Figure 4. MACC is a better predictor of DNA accessibility than nucleosome occupancy.

(a) Examples (upper panels) and scatterplot (lower panel) showing association between MACC and ‘pooled' nucleosome occupancy. A single point on the scatterplot corresponds to one 300-bp bin (all bins for which MACC was estimated were included in this analysis). The Pearson's correlation coefficient between MACC and nucleosome occupancy is shown at the bottom. The dashed horizontal line indicates the high nucleosome occupancy cutoff (top 20% of bins), and the vertical dashed lines indicate MACC value thresholds for top and bottom 5% of bins. The numbers of genomic bins in each region are indicated on the plot. (b) Enrichment of salt-extracted chromatin fractions and H3.3 histone variant in the high occupancy bins shown in a. The 80 mM ‘active nucleosome' fraction is blue, the 150–600 mM ‘stable' or ‘repressed' fraction is orange, and the H3.3 enrichment is pink. The boxplots on the left and right sides of the figure (separated by the vertical black line) correspond to the bins with low and high MACC values respectively.
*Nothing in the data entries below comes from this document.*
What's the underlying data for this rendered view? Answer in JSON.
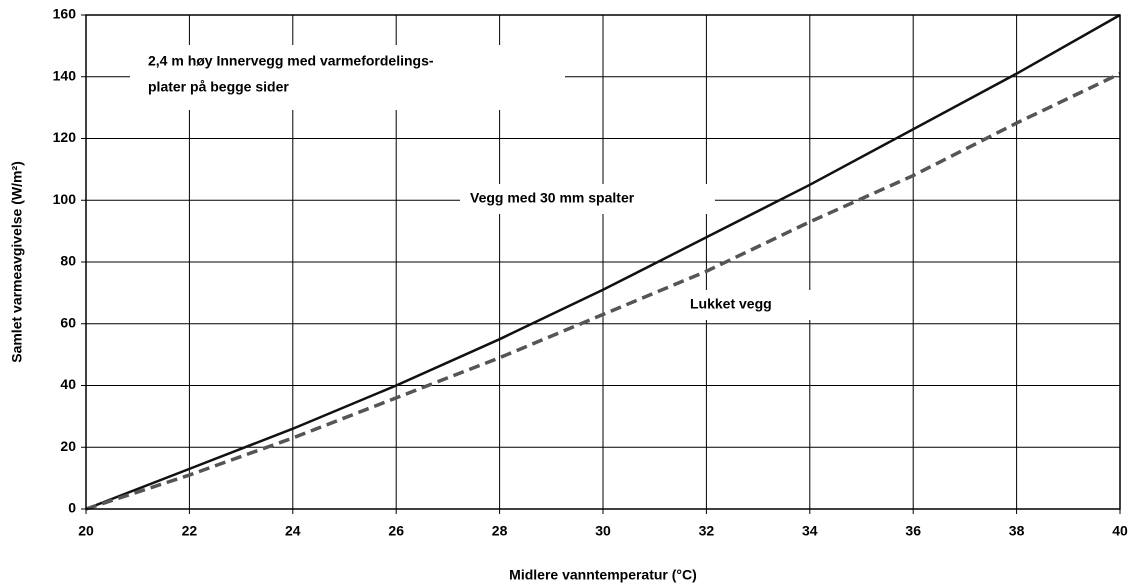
{
  "chart_data": {
    "type": "line",
    "x": [
      20,
      22,
      24,
      26,
      28,
      30,
      32,
      34,
      36,
      38,
      40
    ],
    "series": [
      {
        "name": "Vegg med 30 mm spalter",
        "color": "#111111",
        "dash": false,
        "values": [
          0,
          13,
          26,
          40,
          55,
          71,
          88,
          105,
          123,
          141,
          160
        ]
      },
      {
        "name": "Lukket vegg",
        "color": "#555555",
        "dash": true,
        "values": [
          0,
          11,
          23,
          36,
          49,
          63,
          77,
          93,
          108,
          125,
          141
        ]
      }
    ],
    "annotations": [
      "2,4 m høy Innervegg med varmefordelings-",
      "plater på begge sider"
    ],
    "xlabel": "Midlere vanntemperatur (°C)",
    "ylabel": "Samlet varmeavgivelse (W/m²)",
    "xlim": [
      20,
      40
    ],
    "xticks": [
      20,
      22,
      24,
      26,
      28,
      30,
      32,
      34,
      36,
      38,
      40
    ],
    "ylim": [
      0,
      160
    ],
    "yticks": [
      0,
      20,
      40,
      60,
      80,
      100,
      120,
      140,
      160
    ],
    "grid": true
  }
}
Enrichment is plotted on a log2 scale and red horizontal line is placed at 0. (c) Comparison of the enrichment of two selected sets of bins in topological domains (upper panel, purple) and annotated genomic regions (lower panel, blue): TSS proximal (±1 kb), gene body, TES-proximal (±1 kb), and enhancers. For each bin set we calculated the fraction of bins overlapping a given region and the ratio of these fractions is shown on the plot.

Figure 5. MACC profiling in the mammalian genomes.

(a) A snapshot of digestion fragment frequency profiles obtained with four MNase concentrations. A colour scheme represents MNase concentration levels as in Fig. 1 (see legend of Fig. 1c for details). (b) Properties of chromatin around HOXD cluster in the human genome (∼540 Kb locus on chromosome 2). The grey and black track (CpGi) at the top of the plot indicates locations of CpG islands. The blue and magenta track (HMM) represents the distribution of inaccessible (blue) and accessible (magenta) states assigned by the 2-state HHM model based on the c-MACC profile (cyan). Other tracks show corresponding data as indicated on the plot. (c,d) MACC profiles ‘predict' active and silenced regions in mouse ESCs and NPCs. c-MACC (cyan) has increased levels in NPCs around genes Olig1 and Olig2, which are active in this cell type (c). An opposite pattern of c-MACC is observed around gene Smarcad1, which has higher expression in ESCs (d). c-MACC is also increased at the active enhancers characterized by the high levels of H3K27ac (pink). (e) Heatmap representing c-MACC values at ESC enhancers. c-MACC values computed for independent replicates were used for this analysis (marked with additional numbering at the samples names). Examples of the genes closest to the shown enhancers are given on the right. The analysed samples clustered according to their cell types (see dendrogram at the top).